Kim Bellware/The Huffington Post

Now, the court has until Sept. 30 to consider Glossip's request for an evidentiary hearing and to weigh other materials that his lawyers submitted in support of the 52-year-old's innocence claim.

On or before that date, the court could issue a separate order granting or denying Glossip's additional requests, potentially delaying his execution further.

Oklahoma Gov. Mary Fallin (R) said her office will abide by the court's decision.

"As I have repeatedly said, court is the proper place for Richard Glossip and his legal team to argue the merits of his case," she said in a statement on her website. "My office will respect whatever decision the court makes, as we have throughout this process."

ACLU of Oklahoma Executive Director Ryan Kiesel praised the stay in a statement.

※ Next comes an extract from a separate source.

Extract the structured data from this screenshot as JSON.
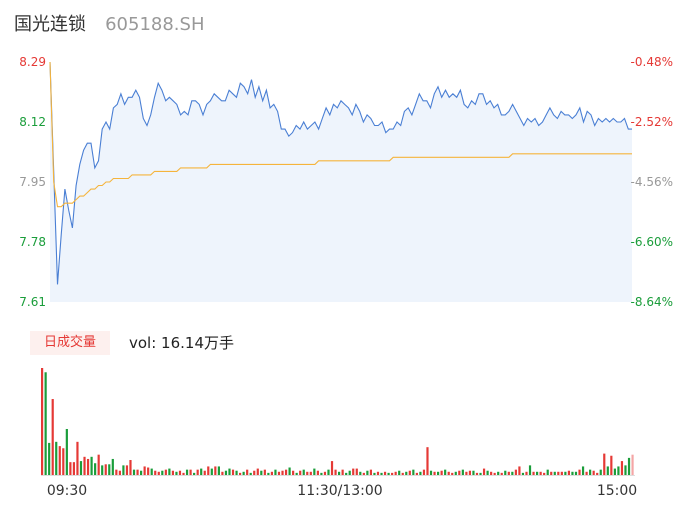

“The Oklahoma Court of Criminal Appeals did today, what elected officials have refused to do," he said. "We stand with the many Oklahomans and individuals around the world in expressing our gratitude to the court. For today, at least, the state of Oklahoma has avoided the execution of a man not guilty of any capital offense.”

The state's attorney general disagreed. "I’m confident that the Court of Criminal Appeals, after reviewing the filings, will conclude there is nothing worthy which would lead the court to overturn a verdict reached by two juries who both found Glossip guilty and sentenced him to death for Barry Van Treese’s murder," Attorney General Scott Pruitt said in a statement.

"I have to tell you that I'm speechless," said Glossip's attorney Don Knight, who addressed reporters outside after the stay was announced.

When Glossip heard the news, he was "jumping up and down happy," Knight said, describing his client as "ecstatic." Glossip yelled "yes!" as he pounded on the glass, Knight added.

"I've known Ricky since he was 12 years old," Donna Smith, Glossip's former cousin-in-law, said through tears. Smith and her husband Dorick had driven from Glossip's hometown of Galesburg, Illinois, and had just reached the prison as the news of the stay broke.

"It's in the Lord's hands," she said. "Thank you."

Richard Glossip.
Richard Glossip.
Janelle Stecklein/CNHI

In 1997, Best Budget Inn handyman Justin Sneed confessed to beating his boss, Barry Van Treese, to death with a baseball bat. A week later, Sneed said that Glossip, his supervisor at the Oklahoma City motel, had instructed him to do it. Based on that testimony alone, Glossip was convicted of murder and sentenced to death. Sneed is serving a life sentence at a medium-security prison after striking a deal to finger Glossip in the plot.

The state's case against Glossip lacks forensic evidence and relies almost entirely on Sneed's testimony. An appeals court found Glossip's 1998 trial so poorly defended by Glossip's since-disbarred attorney that it overturned his conviction. Glossip was represented at his retrial by the Oklahoma Indigent Defense System and was convicted again in 2004.

The past several months of Glossip's legal battle have coincided with a renewed debate over the death penalty in the United States. Death penalty opponents argue Glossip's case is representative of the system's many problems, including the arbitrary application of the punishment, the disproportionate number of poor people on death row and an imperfect track record that has seen at least 155 people wrongfully placed on death row.

Glossip made headlines in June as the lead plaintiff in a controversial case the Supreme Court decided on the final day of its last session. He and other death row inmates had mounted a constitutional challenge to Oklahoma's lethal-injection protocol, which they claimed violated the Eight Amendment's ban on cruel and unusual punishment.

In an explosive 5-4 decision, the court rejected the challenge, but an unusual dissent from Justice Stephen Breyer called into question the entire death penalty franchise and all but invited a future case about its constitutionality.

Relying in part on Breyer's words, the Connecticut Supreme Court declared the state's use of the death penalty unconstitutional in August.